Gli esempi di mode linguistiche da poter portare all’attenzione di voi lettori sono innumerevoli. Negli ultimi anni ha per esempio fatto parlar di sé, senza tuttavia essersi saputo affermare, l’agghiacciante aggettivo petaloso.
Oppure si pensi all’uso distorto della locuzione piuttosto che, adoperata con valore disgiuntivo. Ancora oggi (ma sempre meno, per fortuna) si sentono frasi come: “Stasera potremmo andare al cinema piuttosto che al pub”, dove quel piuttosto dovrebbe essere inteso come sinonimo di oppure. Errore da penna rossa: piuttosto che ha unicamente valore avversativo, e significa anziché.
Facendo un balzo indietro nel tempo, un intercalare che ha accompagnato più di una generazione, diciamo a cavallo tra gli anni Settanta e gli Ottanta del secolo scorso, è stato il mitico “Cioè”.

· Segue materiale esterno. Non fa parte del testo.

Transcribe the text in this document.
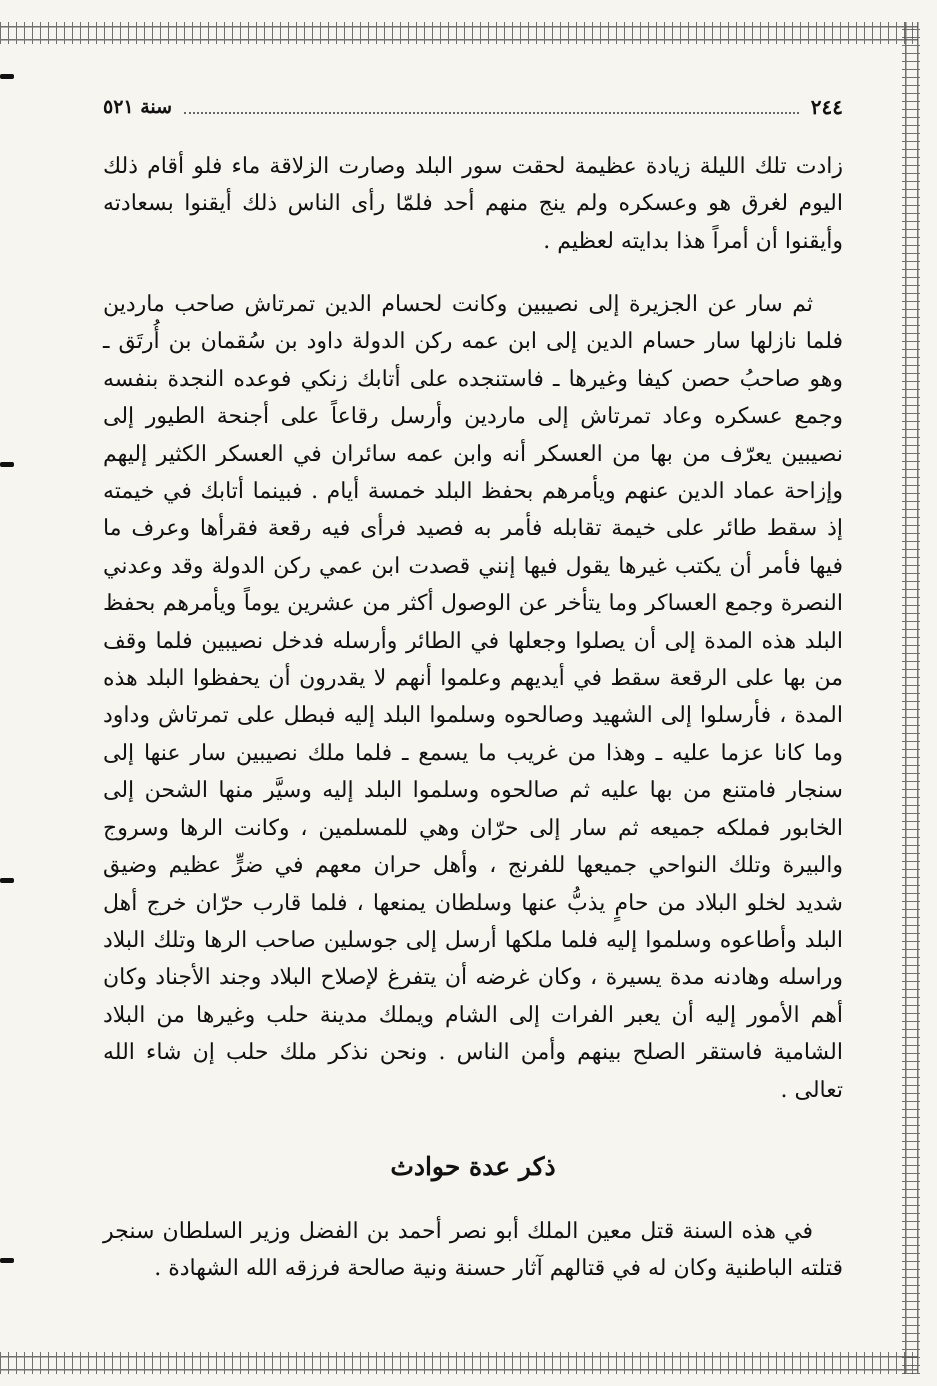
٢٤٤
سنة ٥٢١

زادت تلك الليلة زيادة عظيمة لحقت سور البلد وصارت الزلاقة ماء فلو أقام ذلك اليوم لغرق هو وعسكره ولم ينج منهم أحد فلمّا رأى الناس ذلك أيقنوا بسعادته وأيقنوا أن أمراً هذا بدايته لعظيم .

ثم سار عن الجزيرة إلى نصيبين وكانت لحسام الدين تمرتاش صاحب ماردين فلما نازلها سار حسام الدين إلى ابن عمه ركن الدولة داود بن سُقمان بن أُرتَق ـ وهو صاحبُ حصن كيفا وغيرها ـ فاستنجده على أتابك زنكي فوعده النجدة بنفسه وجمع عسكره وعاد تمرتاش إلى ماردين وأرسل رقاعاً على أجنحة الطيور إلى نصيبين يعرّف من بها من العسكر أنه وابن عمه سائران في العسكر الكثير إليهم وإزاحة عماد الدين عنهم ويأمرهم بحفظ البلد خمسة أيام . فبينما أتابك في خيمته إذ سقط طائر على خيمة تقابله فأمر به فصيد فرأى فيه رقعة فقرأها وعرف ما فيها فأمر أن يكتب غيرها يقول فيها إنني قصدت ابن عمي ركن الدولة وقد وعدني النصرة وجمع العساكر وما يتأخر عن الوصول أكثر من عشرين يوماً ويأمرهم بحفظ البلد هذه المدة إلى أن يصلوا وجعلها في الطائر وأرسله فدخل نصيبين فلما وقف من بها على الرقعة سقط في أيديهم وعلموا أنهم لا يقدرون أن يحفظوا البلد هذه المدة ، فأرسلوا إلى الشهيد وصالحوه وسلموا البلد إليه فبطل على تمرتاش وداود وما كانا عزما عليه ـ وهذا من غريب ما يسمع ـ فلما ملك نصيبين سار عنها إلى سنجار فامتنع من بها عليه ثم صالحوه وسلموا البلد إليه وسيَّر منها الشحن إلى الخابور فملكه جميعه ثم سار إلى حرّان وهي للمسلمين ، وكانت الرها وسروج والبيرة وتلك النواحي جميعها للفرنج ، وأهل حران معهم في ضرٍّ عظيم وضيق شديد لخلو البلاد من حامٍ يذبُّ عنها وسلطان يمنعها ، فلما قارب حرّان خرج أهل البلد وأطاعوه وسلموا إليه فلما ملكها أرسل إلى جوسلين صاحب الرها وتلك البلاد وراسله وهادنه مدة يسيرة ، وكان غرضه أن يتفرغ لإصلاح البلاد وجند الأجناد وكان أهم الأمور إليه أن يعبر الفرات إلى الشام ويملك مدينة حلب وغيرها من البلاد الشامية فاستقر الصلح بينهم وأمن الناس . ونحن نذكر ملك حلب إن شاء الله تعالى .

ذكر عدة حوادث

في هذه السنة قتل معين الملك أبو نصر أحمد بن الفضل وزير السلطان سنجر قتلته الباطنية وكان له في قتالهم آثار حسنة ونية صالحة فرزقه الله الشهادة .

Una serie di parole e locuzioni dei primi anni Settanta del Novecento, spesso inventate (con grande arguzia) dai ragazzi per istituire una sorta di argot incomprensibile agli adulti, è stata raccolta in un libro di culto, ancora reperibile online o sulle bancarelle. Parliamo de “Il mercabul. Il controlinguaggio dei giovani”, uscito in prima edizione nel 1974.
E oggi?
Parlare in corsivo
Oggi pare che i giovani si prendano in giro da soli. Nel senso che su TikTok è esploso il parlare in corsivo, una moda linguistica che – più che intervenire sulla semantica o sulla sintassi – storpia la cadenza delle singole parole.
Ma cos’è, e come funziona, questo parlare in corsivo?

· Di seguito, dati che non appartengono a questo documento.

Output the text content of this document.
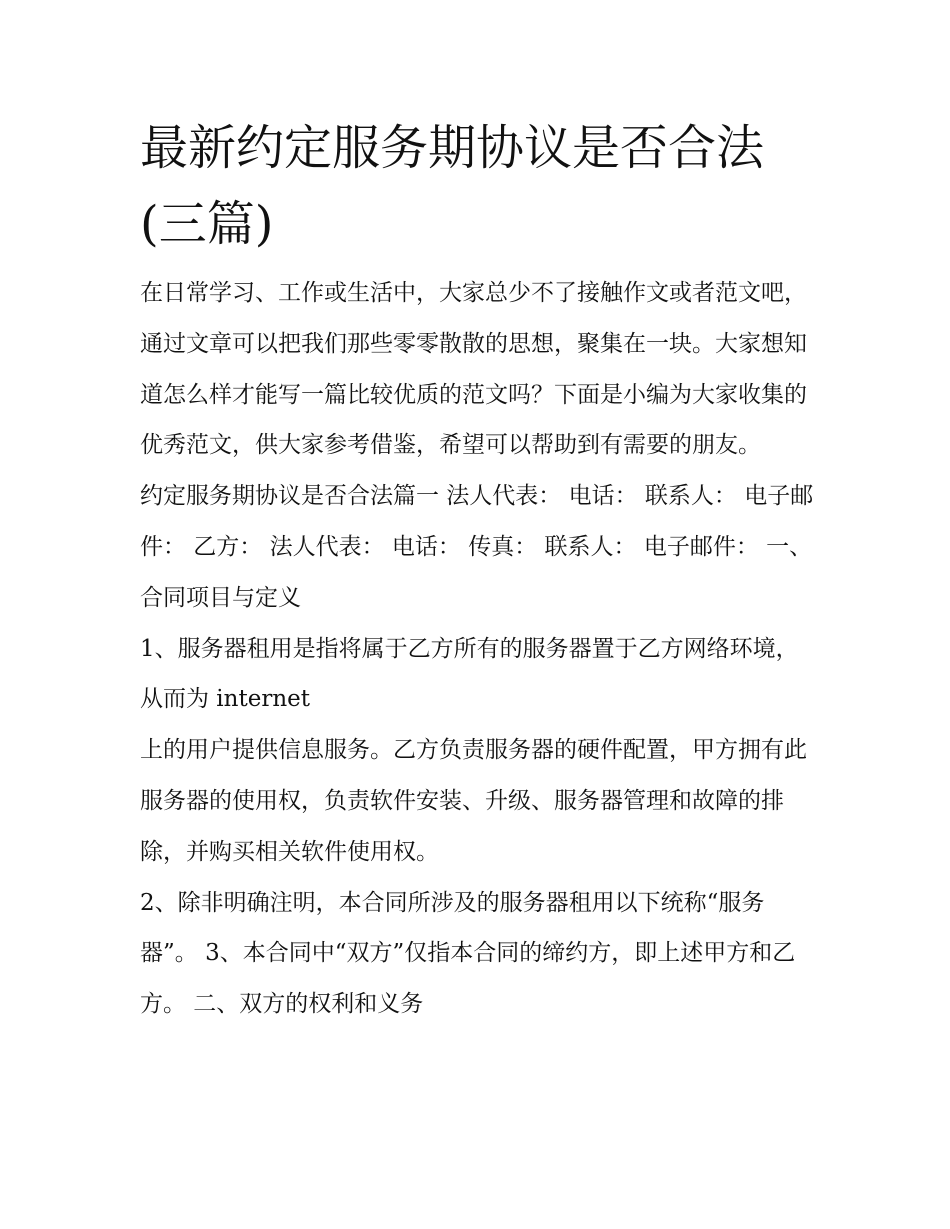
最新约定服务期协议是否合法
(三篇)

在日常学习、工作或生活中，大家总少不了接触作文或者范文吧，通过文章可以把我们那些零零散散的思想，聚集在一块。大家想知道怎么样才能写一篇比较优质的范文吗？下面是小编为大家收集的优秀范文，供大家参考借鉴，希望可以帮助到有需要的朋友。

约定服务期协议是否合法篇一 法人代表： 电话： 联系人： 电子邮件： 乙方： 法人代表： 电话： 传真： 联系人： 电子邮件： 一、合同项目与定义

1、服务器租用是指将属于乙方所有的服务器置于乙方网络环境，从而为 internet

上的用户提供信息服务。乙方负责服务器的硬件配置，甲方拥有此服务器的使用权，负责软件安装、升级、服务器管理和故障的排除，并购买相关软件使用权。

2、除非明确注明，本合同所涉及的服务器租用以下统称“服务器”。 3、本合同中“双方”仅指本合同的缔约方，即上述甲方和乙方。 二、双方的权利和义务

Parlare in corsivo: le origini
Pare che (almeno in Italia) tutto sia nato da una puntata del reality show della Rai Il collegio. La puntata incriminata, per la precisione, sembra essere la quinta. O, ancor meglio, una scena specifica: una piccola isteria collettiva degli studenti, diffusa in rete col nome de “I biscotti della discordia”.
Ma, ad ascoltare poi il parlare in corsivo su TikTok, bisogna ammettere che le affinità linguistiche e foniche tra la moda in questione e lo spezzone del reality non siano poi così lampanti.
Cos’è, dunque, questo parlare in corsivo?
Parlare in corsivo: cos’è
Su TikTok fioccano addirittura i tutorial in cui si insegna a parlare in corsivo.
Si tratta sostanzialmente di una cantilena, per mezzo della quale si allungano le vocali finali (e non solo) delle parole. E qui e là si aggiungono ulteriori vocali a formare dittonghi in realtà inesistenti, per dare un senso di svagatezza sussiegosa alla dizione.
Dovrebbe essere una presa in giro della parlata un po’ risaputa (e sonnecchiosa) che si adopera a Milano. Specie quella adottata da certi influencer di quei dintorni geografici.
Il boom
Partendo da qui, e anche grazie all’opera di divulgazione da parte della tiktoker marchigiana Giulia Caselli e di altri suoi omologhi, il parlare in corsivo è diventato virale.
E così oggi su TikTok, il social più in forma da qualche tempo a questa parte, si contano oltre 24 milioni di visualizzazioni con l’hashtag #corsivo. E nell’arcinoto podcast condotto da Fedez e Luis Sal, Muschio Selvaggio, si è anche dissertato del cantare in corsivo.
Perché si chiama così
Il corsivo, si sa, è quella scrittura i cui caratteri sono lievemente inclinati verso destra.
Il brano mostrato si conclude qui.